Маша со злостью ткнула кулаком в подушку и отвернулась от меня. Я долго ворочалась, а потом задремала и увидела во сне, будто все это было неправда и я не встретила Бориса и не встречу его никогда. Я так расплакалась, что, даже проснувшись, долго не могла перевести дыхание.

Боря пришел ровно в час. Я примчалась прямо с занятий, отпросившись у Серова. Борис стоял у КП, держа в руке своего любимого Мефистофеля и слушал дежурного, что-то оживленно ему говорившего. Увидев меня, дежурный сказал:

— Проходите, товарищ капитан, во дворе посидите.

Мы сели на скамеечке под развесистым старым каштаном. От него к забору тянулись веревки с бельем, и я очень надеялась, что Маша не найдет нас здесь.

— Ну, рассказывай, — приказала я, удобно усаживаясь рядом с Борисом.
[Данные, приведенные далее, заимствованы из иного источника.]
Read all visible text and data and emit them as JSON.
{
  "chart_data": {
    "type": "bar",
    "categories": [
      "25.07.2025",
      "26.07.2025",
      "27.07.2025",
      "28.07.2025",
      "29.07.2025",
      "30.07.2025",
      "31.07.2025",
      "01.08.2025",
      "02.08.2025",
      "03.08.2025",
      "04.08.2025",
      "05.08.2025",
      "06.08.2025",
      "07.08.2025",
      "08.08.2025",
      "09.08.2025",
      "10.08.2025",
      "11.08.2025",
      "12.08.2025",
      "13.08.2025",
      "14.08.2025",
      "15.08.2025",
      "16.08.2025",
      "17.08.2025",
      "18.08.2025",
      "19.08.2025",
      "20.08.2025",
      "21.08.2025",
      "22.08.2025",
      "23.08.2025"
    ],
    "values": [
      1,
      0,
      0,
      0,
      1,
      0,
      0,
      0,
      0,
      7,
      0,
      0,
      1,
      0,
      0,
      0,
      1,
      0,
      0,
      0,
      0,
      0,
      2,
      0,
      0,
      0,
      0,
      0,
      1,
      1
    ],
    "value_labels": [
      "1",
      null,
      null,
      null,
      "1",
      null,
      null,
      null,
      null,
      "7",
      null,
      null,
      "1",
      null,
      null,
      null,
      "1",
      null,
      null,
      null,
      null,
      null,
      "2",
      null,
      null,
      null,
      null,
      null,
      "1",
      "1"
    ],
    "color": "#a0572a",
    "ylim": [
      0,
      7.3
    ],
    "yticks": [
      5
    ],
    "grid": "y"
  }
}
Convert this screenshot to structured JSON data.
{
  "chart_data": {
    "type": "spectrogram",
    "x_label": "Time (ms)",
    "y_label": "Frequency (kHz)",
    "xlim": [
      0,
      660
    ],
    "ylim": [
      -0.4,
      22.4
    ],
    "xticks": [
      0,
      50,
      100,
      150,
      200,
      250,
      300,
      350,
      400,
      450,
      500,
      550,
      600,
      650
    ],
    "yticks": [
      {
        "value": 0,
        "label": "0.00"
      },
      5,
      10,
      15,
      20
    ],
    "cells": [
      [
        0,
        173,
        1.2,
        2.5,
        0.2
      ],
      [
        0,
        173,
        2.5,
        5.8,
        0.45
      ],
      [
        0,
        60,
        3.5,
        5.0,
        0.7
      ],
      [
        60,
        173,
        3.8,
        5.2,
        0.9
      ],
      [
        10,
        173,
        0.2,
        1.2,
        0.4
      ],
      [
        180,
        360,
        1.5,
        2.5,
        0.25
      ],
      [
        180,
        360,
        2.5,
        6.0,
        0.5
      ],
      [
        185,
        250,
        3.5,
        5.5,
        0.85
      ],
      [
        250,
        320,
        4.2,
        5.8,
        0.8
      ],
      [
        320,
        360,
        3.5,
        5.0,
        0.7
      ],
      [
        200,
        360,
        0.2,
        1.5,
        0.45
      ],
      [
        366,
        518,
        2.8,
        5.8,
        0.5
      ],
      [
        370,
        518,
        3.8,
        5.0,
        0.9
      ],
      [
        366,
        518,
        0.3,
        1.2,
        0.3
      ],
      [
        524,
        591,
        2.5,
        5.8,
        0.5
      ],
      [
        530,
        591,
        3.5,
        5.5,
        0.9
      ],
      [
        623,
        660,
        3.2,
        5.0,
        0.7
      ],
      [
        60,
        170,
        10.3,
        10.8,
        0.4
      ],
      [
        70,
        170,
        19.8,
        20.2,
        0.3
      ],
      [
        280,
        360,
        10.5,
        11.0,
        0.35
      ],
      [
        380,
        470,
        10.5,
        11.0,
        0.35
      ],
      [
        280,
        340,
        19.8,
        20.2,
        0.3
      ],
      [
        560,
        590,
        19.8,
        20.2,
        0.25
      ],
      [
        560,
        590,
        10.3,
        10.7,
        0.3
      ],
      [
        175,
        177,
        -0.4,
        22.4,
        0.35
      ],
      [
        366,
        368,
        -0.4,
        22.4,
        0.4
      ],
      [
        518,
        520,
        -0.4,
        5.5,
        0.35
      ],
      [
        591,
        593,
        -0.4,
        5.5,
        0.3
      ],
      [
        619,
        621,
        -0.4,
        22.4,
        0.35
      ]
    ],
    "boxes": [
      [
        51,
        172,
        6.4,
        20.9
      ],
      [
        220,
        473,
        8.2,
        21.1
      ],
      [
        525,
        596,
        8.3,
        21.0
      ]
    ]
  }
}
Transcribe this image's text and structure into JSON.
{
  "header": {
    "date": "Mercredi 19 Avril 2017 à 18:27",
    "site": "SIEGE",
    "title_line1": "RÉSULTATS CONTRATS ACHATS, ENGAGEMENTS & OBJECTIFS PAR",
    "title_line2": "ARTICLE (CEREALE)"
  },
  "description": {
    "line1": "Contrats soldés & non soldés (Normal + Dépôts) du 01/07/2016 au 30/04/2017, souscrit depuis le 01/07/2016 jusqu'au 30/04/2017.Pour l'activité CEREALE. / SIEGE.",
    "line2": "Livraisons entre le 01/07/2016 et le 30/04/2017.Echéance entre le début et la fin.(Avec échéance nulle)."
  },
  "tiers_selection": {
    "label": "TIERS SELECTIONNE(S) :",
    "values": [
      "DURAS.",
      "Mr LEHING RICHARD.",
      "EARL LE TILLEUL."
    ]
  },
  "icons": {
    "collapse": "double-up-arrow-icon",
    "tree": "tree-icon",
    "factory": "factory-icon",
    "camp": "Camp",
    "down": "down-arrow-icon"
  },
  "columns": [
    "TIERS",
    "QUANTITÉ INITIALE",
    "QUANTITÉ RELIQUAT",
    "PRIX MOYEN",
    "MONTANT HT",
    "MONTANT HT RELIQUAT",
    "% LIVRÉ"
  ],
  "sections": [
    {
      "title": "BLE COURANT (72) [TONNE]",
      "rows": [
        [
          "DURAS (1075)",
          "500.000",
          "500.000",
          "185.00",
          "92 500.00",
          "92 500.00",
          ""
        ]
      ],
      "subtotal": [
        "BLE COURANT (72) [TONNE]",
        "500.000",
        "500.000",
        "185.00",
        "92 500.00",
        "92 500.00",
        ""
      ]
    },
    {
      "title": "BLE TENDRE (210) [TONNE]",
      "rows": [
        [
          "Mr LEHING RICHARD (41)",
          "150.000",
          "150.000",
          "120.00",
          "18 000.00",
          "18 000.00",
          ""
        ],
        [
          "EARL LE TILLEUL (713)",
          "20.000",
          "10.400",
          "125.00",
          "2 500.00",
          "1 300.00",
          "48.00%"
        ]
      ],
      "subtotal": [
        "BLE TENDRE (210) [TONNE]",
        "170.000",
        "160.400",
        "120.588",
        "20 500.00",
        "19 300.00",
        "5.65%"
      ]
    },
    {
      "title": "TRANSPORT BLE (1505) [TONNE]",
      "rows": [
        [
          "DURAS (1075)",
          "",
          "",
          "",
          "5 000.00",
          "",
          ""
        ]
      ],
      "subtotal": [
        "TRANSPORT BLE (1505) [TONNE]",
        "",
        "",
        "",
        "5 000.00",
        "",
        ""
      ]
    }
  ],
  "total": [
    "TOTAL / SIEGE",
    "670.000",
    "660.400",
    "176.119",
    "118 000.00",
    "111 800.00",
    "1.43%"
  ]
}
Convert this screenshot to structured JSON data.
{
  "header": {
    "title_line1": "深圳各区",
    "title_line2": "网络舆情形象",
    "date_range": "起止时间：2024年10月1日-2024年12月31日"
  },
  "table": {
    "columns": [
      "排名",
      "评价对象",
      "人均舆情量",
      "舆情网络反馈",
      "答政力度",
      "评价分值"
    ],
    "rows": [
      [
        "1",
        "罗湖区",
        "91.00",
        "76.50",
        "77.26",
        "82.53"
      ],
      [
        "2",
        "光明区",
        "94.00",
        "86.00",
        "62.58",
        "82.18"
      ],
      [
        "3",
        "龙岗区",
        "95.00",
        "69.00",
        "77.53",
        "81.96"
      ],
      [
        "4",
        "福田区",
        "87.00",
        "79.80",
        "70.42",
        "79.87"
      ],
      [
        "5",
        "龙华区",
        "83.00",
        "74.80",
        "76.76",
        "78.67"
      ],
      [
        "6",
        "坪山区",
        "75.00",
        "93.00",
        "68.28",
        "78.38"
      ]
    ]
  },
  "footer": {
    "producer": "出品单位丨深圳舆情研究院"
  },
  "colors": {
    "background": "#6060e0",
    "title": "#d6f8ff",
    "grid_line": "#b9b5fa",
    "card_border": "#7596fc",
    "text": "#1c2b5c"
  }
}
Оказывается, вскоре после того, как мы отступили, его самолет был подбит, но Борис успел выброситься с парашютом. В те самые дни, когда мы возили раненых, Боря принимал участие в боях за Новороссийск. Может быть, даже в одни и те же часы были мы с ним там, только я на море, а он в воздухе. Месяц тому назад он был ранен в руку и лежал здесь в госпитале.

Я тяжело вздохнула. Целый месяц! Были рядом и даже не подозревали об этом. И если бы не случайность, то, может быть, никогда бы больше нам не встретиться.

Я тихонечко погладила его по груди.

— А почему ты в таком виде? — спросила я.

— Форма-то? Понимаешь, мою кому-то отдали, пришлось брать, что полезет. Прибуду в полк, переоденусь.

— Ага, это не беда.

В это время, отведя в сторону простыню, висевшую на веревке, перед нами появилась Маша. Она хмуро посмотрела на меня.